Bolts reports on how restoration of voting rights for people with convictions is playing out in Kentucky. There’s a ton of work to be done to let people know about it and to challenge and change the anti-voting culture that was fostered by the previous prohibition.
Reports and investigations
UCLA researchers found that the children of parents who experienced adverse childhood experiences (ACEs)– such as abuse, neglect, violence in the home, or loss of a parent – are at increased risk of arrests and convictions by young adulthood.
The Center for Just Journalism did a report measuring the realities of current crime reporting against the values and goals of journalism, and made a bunch of recommendations.
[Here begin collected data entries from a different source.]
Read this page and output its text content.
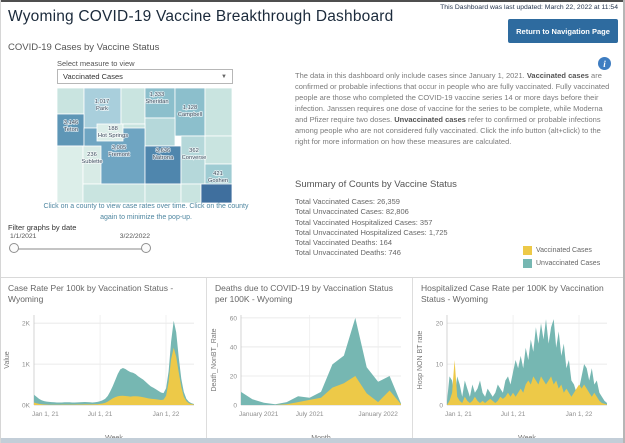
Wyoming COVID-19 Vaccine Breakthrough Dashboard
This Dashboard was last updated: March 22, 2022 at 11:54
Return to Navigation Page
COVID-19 Cases by Vaccine Status
Select measure to view
Vaccinated Cases	▼
1,017 Park
1,333 Sheridan
1,128 Campbell
3,146 Teton
3,005 Fremont
188 Hot Springs
236 Sublette
3,636 Natrona
362 Converse
421 Goshen
Click on a county to view case rates over time. Click on the county again to minimize the pop-up.
Filter graphs by date
1/1/2021	3/22/2022
i

The data in this dashboard only include cases since January 1, 2021. Vaccinated cases are confirmed or probable infections that occur in people who are fully vaccinated. Fully vaccinated people are those who completed the COVID-19 vaccine series 14 or more days before their infection. Janssen requires one dose of vaccine for the series to be complete, while Moderna and Pfizer require two doses. Unvaccinated cases refer to confirmed or probable infections among people who are not considered fully vaccinated. Click the info button (alt+click) to the right for more information on how these measures are calculated.

Summary of Counts by Vaccine Status
Total Vaccinated Cases: 26,359
Total Unvaccinated Cases: 82,806
Total Vaccinated Hospitalized Cases: 357
Total Unvaccinated Hospitalized Cases: 1,725
Total Vaccinated Deaths: 164
Total Unvaccinated Deaths: 746	Vaccinated Cases
Unvaccinated Cases
Case Rate Per 100k by Vaccination Status - Wyoming
0K
1K
2K
Jan 1, 21	Jul 1, 21	Jan 1, 22
Value
Deaths due to COVID-19 by Vaccination Status per 100K - Wyoming
0
20
40
60
January 2021	July 2021	January 2022
Death_NonBT_Rate
Hospitalized Case Rate per 100K by Vaccination Status - Wyoming
0
10
20
Jan 1, 21	Jul 1, 21	Jan 1, 22
Hosp NON BT rate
UPenn published a study on the systematically high rates of ‘failure to appear’ in court by police officers and victims. They note: “victim FTA rates are so persistently high that many appear to be effectively "opting out" of the criminal proceeding.”
Sarah Stillman of the New Yorker wrote a fresh and devastating take on the felony murder rule, which allows prosecution for 1st degree murder of a person who may not have even been on the scene of the crime or intended that anyone die, simply because they participated in planning or doing a felony and someone died. It’s a perverse, archaic rule and should be abolished.
ProPublica is out with yet another impressive investigation, this time on how police departments have undermined the goals and intent of body-worn cameras, by constantly refusing to release the footage. Here’s a thread by the author. Without release, police officers like Derek Chauvin who brutalize people continue to run rampant.
Scrutinize’s recent report finds that the vast majority of NY state’s criminal court decisions are unpublished, making it very challenging to hold judges accountable.
A report from the Wren Collective finds that in most Harris County (Houston) cases ending in a death sentence over the previous 20 years, overworked and rushed defense lawyers (appointed by judges who want to keep the caseload moving) failed to find and present compelling evidence that could have kept their clients off of death row. They recommended that the county create an independent capital defender’s office to properly try death penalty cases.
Wall of Shame
What happens when a system insider tries to change things? Sometimes, they get death threats.
Facial recognition tech is a disaster in New Orleans.
ProPublica uncovers rampant, sadistic child abuse in the Tennessee juvenile detention system.
The City of Atlanta has now spent $1.3million litigating to prevent the City from putting a petition on the ballot allowing the voters to decide whether to build a new police training center, aka ‘cop city.’
Fourteen people who were jailed ‘for their own safety’ when experiencing mental health and substance use distress never made it home, according to an investigation by ProPublica and Mississippi Today. They died in those jails in Mississippi, often by suicide, when they weren’t properly supervised and cared for.
Bowing to pressure from the governor, Alabama’s parole board has clammed up completely, refusing grants in almost all cases. This is cruel and devastating to families and people who are incarcerated and have done everything asked of them, is costly to the state, further strains overcrowded systems, and serves no purpose other than allowing the governor to campaign on vengeance and toughness.
Thanks to a change in NY law, people who were victims of sexual assault may sue even if the original statute of limitations has passed. Nearly 700 women have filed lawsuits alleging abuse while they were imprisoned at Rikers Island jail.
The children and teachers at Uvalde knew what to do and followed their training. According to this ProPublica investigation, the police did not.